First time posting on here, I’m a big fan of Rasa and the options it provides us looking to create meaningful and powerful chatbots. Though, something I’ve been curious about is whether or not Rasa has the ability to use dask to help train Rasa models.
I came accross the rasa.engine.runner.dask documentation located here:
I just would like some more elaboration as to how you can use Rasa with dask and also what parts of dask is Rasa using. For example is Rasa using the dask graph and executor to be able to train Rasa models on a dask cluster or your local machine?
Also, what examples currently exist for using Rasa with Dask?
Thanks again and much appreciated!
Hi Brian, I am interested in this subject and want to use Dask on Ray. Observing the code, I noticed that Dask is used but I’m stuck with Ray for bachelor thesis.
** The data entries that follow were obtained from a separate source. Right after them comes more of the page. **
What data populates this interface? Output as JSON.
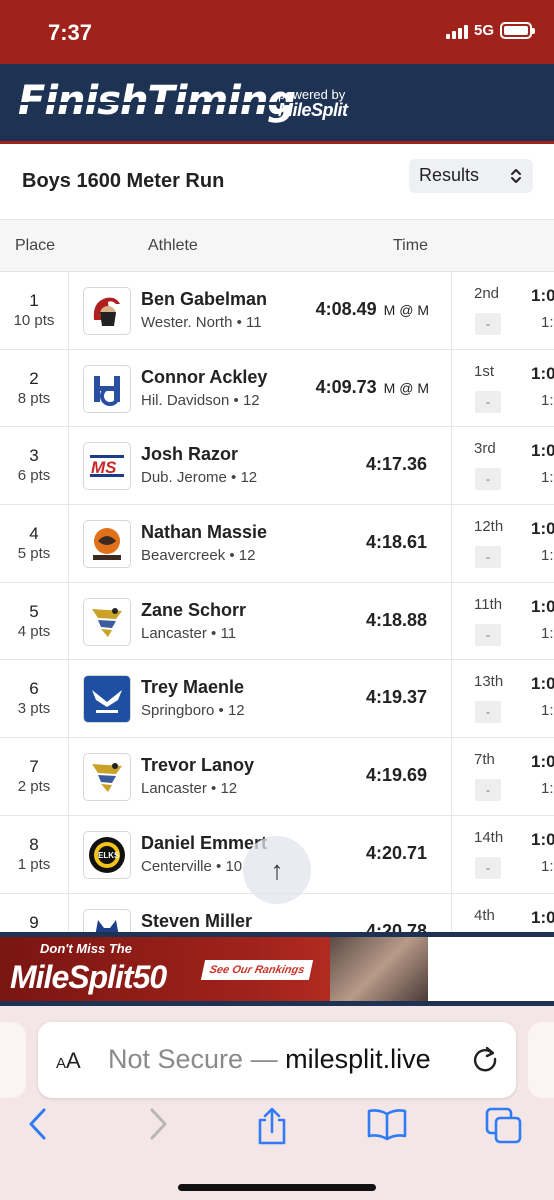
{
  "status": {
    "time": "7:37",
    "network": "5G"
  },
  "brand": {
    "logo_text": "FinishTiming",
    "powered_by": "powered by",
    "partner": "MileSplit"
  },
  "event": {
    "title": "Boys 1600 Meter Run",
    "view": "Results"
  },
  "table": {
    "headers": {
      "place": "Place",
      "athlete": "Athlete",
      "time": "Time"
    },
    "rows": [
      {
        "place": "1",
        "pts": "10 pts",
        "name": "Ben Gabelman",
        "team": "Wester. North • 11",
        "time": "4:08.49",
        "qual": "M @ M",
        "split_rank": "2nd",
        "split_box": "-",
        "split_main": "1:0",
        "split_sub": "1:",
        "logo": "spartan-logo"
      },
      {
        "place": "2",
        "pts": "8 pts",
        "name": "Connor Ackley",
        "team": "Hil. Davidson • 12",
        "time": "4:09.73",
        "qual": "M @ M",
        "split_rank": "1st",
        "split_box": "-",
        "split_main": "1:0",
        "split_sub": "1:",
        "logo": "hd-logo"
      },
      {
        "place": "3",
        "pts": "6 pts",
        "name": "Josh Razor",
        "team": "Dub. Jerome • 12",
        "time": "4:17.36",
        "qual": "",
        "split_rank": "3rd",
        "split_box": "-",
        "split_main": "1:0",
        "split_sub": "1:",
        "logo": "ms-logo"
      },
      {
        "place": "4",
        "pts": "5 pts",
        "name": "Nathan Massie",
        "team": "Beavercreek • 12",
        "time": "4:18.61",
        "qual": "",
        "split_rank": "12th",
        "split_box": "-",
        "split_main": "1:0",
        "split_sub": "1:",
        "logo": "beaver-logo"
      },
      {
        "place": "5",
        "pts": "4 pts",
        "name": "Zane Schorr",
        "team": "Lancaster • 11",
        "time": "4:18.88",
        "qual": "",
        "split_rank": "11th",
        "split_box": "-",
        "split_main": "1:0",
        "split_sub": "1:",
        "logo": "tornado-logo"
      },
      {
        "place": "6",
        "pts": "3 pts",
        "name": "Trey Maenle",
        "team": "Springboro • 12",
        "time": "4:19.37",
        "qual": "",
        "split_rank": "13th",
        "split_box": "-",
        "split_main": "1:0",
        "split_sub": "1:",
        "logo": "panthers-logo"
      },
      {
        "place": "7",
        "pts": "2 pts",
        "name": "Trevor Lanoy",
        "team": "Lancaster • 12",
        "time": "4:19.69",
        "qual": "",
        "split_rank": "7th",
        "split_box": "-",
        "split_main": "1:0",
        "split_sub": "1:",
        "logo": "tornado-logo"
      },
      {
        "place": "8",
        "pts": "1 pts",
        "name": "Daniel Emmert",
        "team": "Centerville • 10",
        "time": "4:20.71",
        "qual": "",
        "split_rank": "14th",
        "split_box": "-",
        "split_main": "1:0",
        "split_sub": "1:",
        "logo": "elks-logo"
      },
      {
        "place": "9",
        "pts": "",
        "name": "Steven Miller",
        "team": "",
        "time": "4:20.78",
        "qual": "",
        "split_rank": "4th",
        "split_box": "-",
        "split_main": "1:0",
        "split_sub": "",
        "logo": "husky-logo"
      }
    ]
  },
  "ad": {
    "small": "Don't Miss The",
    "big": "MileSplit50",
    "link": "See Our Rankings"
  },
  "browser": {
    "aa": "AA",
    "url_prefix": "Not Secure — ",
    "url_host": "milesplit.live"
  },
  "colors": {
    "status_bar": "#a0231b",
    "brand_bar": "#1e3354",
    "browser_bg": "#f4e6e6",
    "ios_blue": "#2f7cf6"
  },
  "icons": {
    "scroll_top": "arrow-up-icon",
    "reload": "reload-icon",
    "back": "chevron-left-icon",
    "forward": "chevron-right-icon",
    "share": "share-icon",
    "bookmarks": "book-icon",
    "tabs": "tabs-icon"
  }
}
Anyway, Rasa already uses Dask, at least in versions 3+ for training graph but they use
dask.get() on line 101 of
dask.py, which is “single-threaded” and certainly synchronous scheduler. Apparently, tensorflow already uses parallel tasks locally but does not scale well over one machine.
Hi @toza-mimoza ,
I’m very interested in this as well. Mainly my use case is just making sure that if we use what’s available here, would it be able to be passed to a dask cluster for use in a local or remote setting? I’m also someone interested in rapids for nlp use on a gpu. But if any form of this works with the dask executor then this will be in the right direction. It would be weird to do dask integration for Rasa and just leave that ability out.
Hi @bparbhu ,
I suppose it would be possible to use Dask locally and remotely although I am not familiar with Dask, but let’s stir up the community and developers to help us.
Here I had this suggestion/question for
DaskGraphRunner regarding the synchronous/threaded scheduler [DaskGraphRunner] dask.threaded.get instead of dask.get · Issue #10754 · RasaHQ/rasa · GitHub.
Here is my post regarding Dask on Ray integration: Dask on Ray for DaskGraphRunner: Serialization of GraphNode class.
Hope our questions get answered.
@bparbhu It’s been days but I have managed to run Rasa’s Dask graph on Ray cluster.
Here are my observations:
To be clear, I had to disable cache since it cannot be serialized (there is an SQLAlchemy object in a
TrainingHook somewhere in the code) and it’s not important for my use case (Bachelor thesis/research) but that’s already already a big disadvantage for Rasa 3.x+.
I did not change the configuration nor added any stories or intents, it was a pure
rasa init chatbot.
On Azure I have 3 VMs with 2 vCPU resources each, which makes 6 in total for the whole cluster. At any time Dask graph uses up to 5 vCPUs, with 3-4 being most common, because I suppose max 4 graph nodes can be ran in parallel. That corresponds with local testing on a single-node cluster with my computer, where I do not see the benefit of parallelizing beyond 4 threads.
So the best bet is using threaded dask and not the cluster.